Common Streamlit Features in marimo

1. Displaying text

Streamlit:

import streamlit as st
st.markdown(
    """
    # Greetings
    Hello world
    """
)

marimo:

import marimo as mo
mo.md(
    """
    # Greetings
    Hello world
    """
)

2. Displaying Data

Streamlit:

st.dataframe(df)

marimo:

df  # Last expression in a cell is automatically displayed

3. Input Widgets

Streamlit:

age = st.slider("How old are you?", 0, 130, 25)

marimo:

age = mo.ui.slider(label="How old are you?", start=0, stop=130, value=25)
mo.md(f"One more question: {age}") # marimo can achieve more advanced composition

4. Buttons

Streamlit:

if st.button("Click me"):
    st.write("Button clicked!")

marimo:

button = mo.ui.run_button("Click me")
# In another cell
if button.value:
    mo.output.replace(mo.md("Button clicked!"))
# Or
mo.md("Button clicked!") if button.value else None

5. Layouts

Streamlit:

col1, col2 = st.columns(2)
with col1:
    st.write("Column 1")
with col2:
    st.write("Column 2")

marimo:

mo.hstack([
    mo.md("Column 1"),
    mo.md("Column 2")
])

6. Advanced Layouts (tabs, accordions)

Streamlit:

with st.expander("Expand me"):
    st.write("Hello from the expander!")

marimo:

mo.accordion({"Expand me": "Hello from the expander!"})

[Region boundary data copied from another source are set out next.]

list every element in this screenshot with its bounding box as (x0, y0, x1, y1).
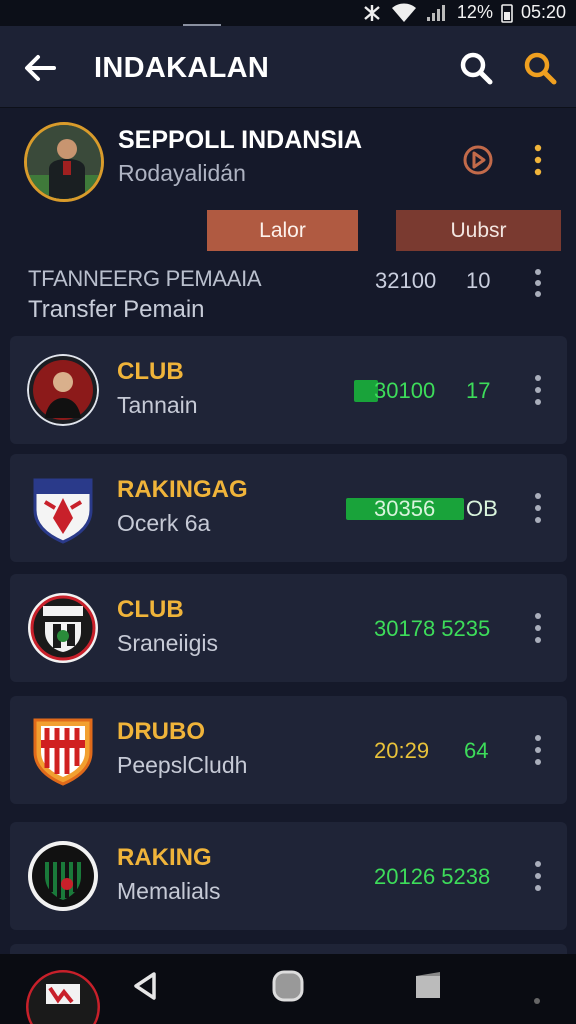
nav-home-button[interactable] (270, 968, 306, 1004)
battery-icon (501, 3, 513, 23)
search-button[interactable] (456, 48, 496, 88)
row-count: OB (466, 496, 498, 521)
search-icon (524, 52, 557, 85)
triangle-back-icon (134, 972, 156, 1000)
share-button[interactable] (460, 142, 496, 178)
club-logo (27, 354, 99, 426)
battery-percent: 12% (456, 2, 493, 22)
list-item[interactable]: CLUB Tannain 30100 17 (10, 336, 567, 444)
list-item[interactable]: RAKING Memalials 20126 5238 (10, 822, 567, 930)
row-value: 30100 (374, 378, 436, 403)
row-title: CLUB (117, 358, 184, 385)
section-title: TFANNEERG PEMAAIA (28, 266, 262, 291)
search-button-accent[interactable] (520, 48, 560, 88)
row-value: 20126 5238 (374, 864, 491, 889)
row-more-button[interactable] (528, 490, 548, 526)
status-icons: 12% 05:20 (361, 2, 566, 23)
list-item[interactable]: CLUB Sraneiigis 30178 5235 (10, 574, 567, 682)
row-subtitle: PeepslCludh (117, 752, 248, 778)
row-title: RAKINGAG (117, 476, 248, 503)
profile-action-left-button[interactable]: Lalor (207, 210, 358, 251)
list-item[interactable]: DRUBO PeepslCludh 20:29 64 (10, 696, 567, 804)
row-subtitle: Sraneiigis (117, 630, 218, 656)
share-icon (463, 145, 493, 175)
row-more-button[interactable] (528, 858, 548, 894)
row-subtitle: Memalials (117, 878, 221, 904)
club-logo (27, 592, 99, 664)
status-bar: 12% 05:20 (0, 0, 576, 26)
nav-recents-button[interactable] (410, 968, 446, 1004)
signal-icon (364, 4, 380, 21)
recents-icon (416, 972, 440, 998)
player-photo (27, 125, 101, 199)
row-count: 17 (466, 378, 491, 403)
row-count: 64 (464, 738, 489, 763)
row-value: 30178 5235 (374, 616, 491, 641)
wifi-icon (391, 3, 416, 22)
row-more-button[interactable] (528, 372, 548, 408)
arrow-left-icon (25, 55, 56, 81)
more-vert-icon (535, 269, 541, 297)
row-title: RAKING (117, 844, 212, 871)
section-count: 10 (466, 268, 491, 293)
club-logo (27, 714, 99, 786)
more-vert-icon (535, 375, 541, 405)
app-bar: INDAKALAN (0, 26, 576, 108)
more-options-button[interactable] (528, 142, 548, 178)
avatar[interactable] (24, 122, 104, 202)
system-nav-bar (0, 954, 576, 1024)
row-more-button[interactable] (528, 732, 548, 768)
row-title: DRUBO (117, 718, 205, 745)
search-icon (460, 52, 493, 85)
clock: 05:20 (520, 2, 566, 22)
page-title: INDAKALAN (94, 52, 270, 84)
section-value: 32100 (375, 268, 437, 293)
back-button[interactable] (20, 48, 60, 88)
profile-action-right-button[interactable]: Uubsr (396, 210, 561, 251)
section-more-button[interactable] (528, 266, 548, 300)
club-logo (27, 840, 99, 912)
cell-signal-icon (426, 4, 445, 21)
row-value: 20:29 (374, 738, 430, 763)
row-value: 30356 (374, 496, 436, 521)
nav-indicator-dot (534, 998, 540, 1004)
more-vert-icon (535, 493, 541, 523)
row-more-button[interactable] (528, 610, 548, 646)
section-subtitle: Transfer Pemain (28, 296, 205, 323)
club-logo (27, 472, 99, 544)
more-vert-icon (535, 613, 541, 643)
row-subtitle: Ocerk 6a (117, 510, 211, 536)
profile-name: SEPPOLL INDANSIA (118, 126, 363, 154)
club-logo[interactable] (26, 970, 100, 1024)
list-item[interactable]: RAKINGAG Ocerk 6a 30356 OB (10, 454, 567, 562)
more-vert-icon (535, 861, 541, 891)
row-title: CLUB (117, 596, 184, 623)
home-circle-icon (272, 970, 304, 1002)
more-vert-icon (534, 144, 542, 176)
more-vert-icon (535, 735, 541, 765)
row-subtitle: Tannain (117, 392, 198, 418)
profile-subtitle: Rodayalidán (118, 160, 246, 186)
profile-card: SEPPOLL INDANSIA Rodayalidán Lalor Uubsr (0, 108, 576, 252)
section-header: TFANNEERG PEMAAIA Transfer Pemain 32100 … (0, 256, 576, 332)
nav-back-button[interactable] (128, 968, 164, 1004)
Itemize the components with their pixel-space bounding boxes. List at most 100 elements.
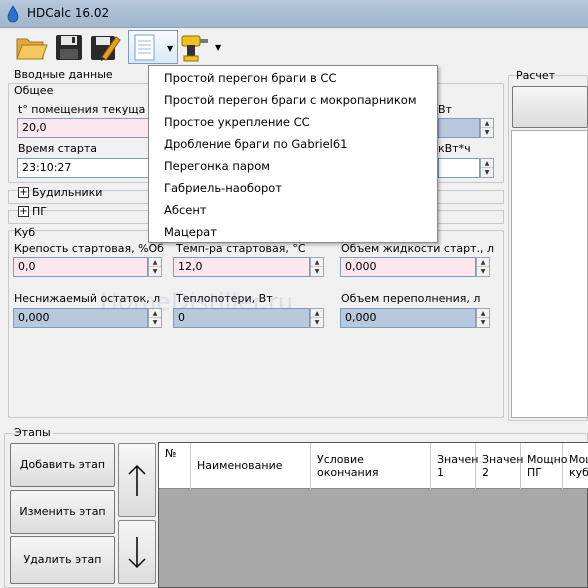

marimo’s unique approach to composition allows for more flexible layouts with unlimited nesting.

6. Plotting

Streamlit:

import matplotlib.pyplot as plt

fig, ax = plt.subplots()
ax.plot([1, 2, 3, 4])
st.pyplot(fig)

marimo:

import matplotlib.pyplot as plt

plt.plot([1, 2, 3, 4])
plt.gca()  # Last expression is displayed

7. Caching

Streamlit:

@st.cache_data
def expensive_computation(args):
    # ...

marimo:

@functools.cache
def expensive_computation(args):
    # ...

8. Session State

Streamlit uses st.session_state for persisting data. In marimo, you can use regular Python variables, as the notebook maintains consistent state for cells that are not re-executed.

9. Running as an App

Streamlit:

streamlit run your_app.py

marimo:

marimo run your_notebook.py

Key Concepts to Remember

  1. In marimo, cells are automatically re-executed when their dependencies change. But only the affected cells are re-executed, making it far more efficient than a naively written streamlit program.

  2. UI elements in marimo are typically assigned to variables and their values accessed via the value attribute.

  3. marimo’s mo.md() function is versatile and can include both text and UI elements with f-strings.

  4. marimo’s notebook-first approach allows it to be used for all kinds of data work, including exploratory data analysis, data engineering, machine learning experimentation and model training, library documentation and examples, and more.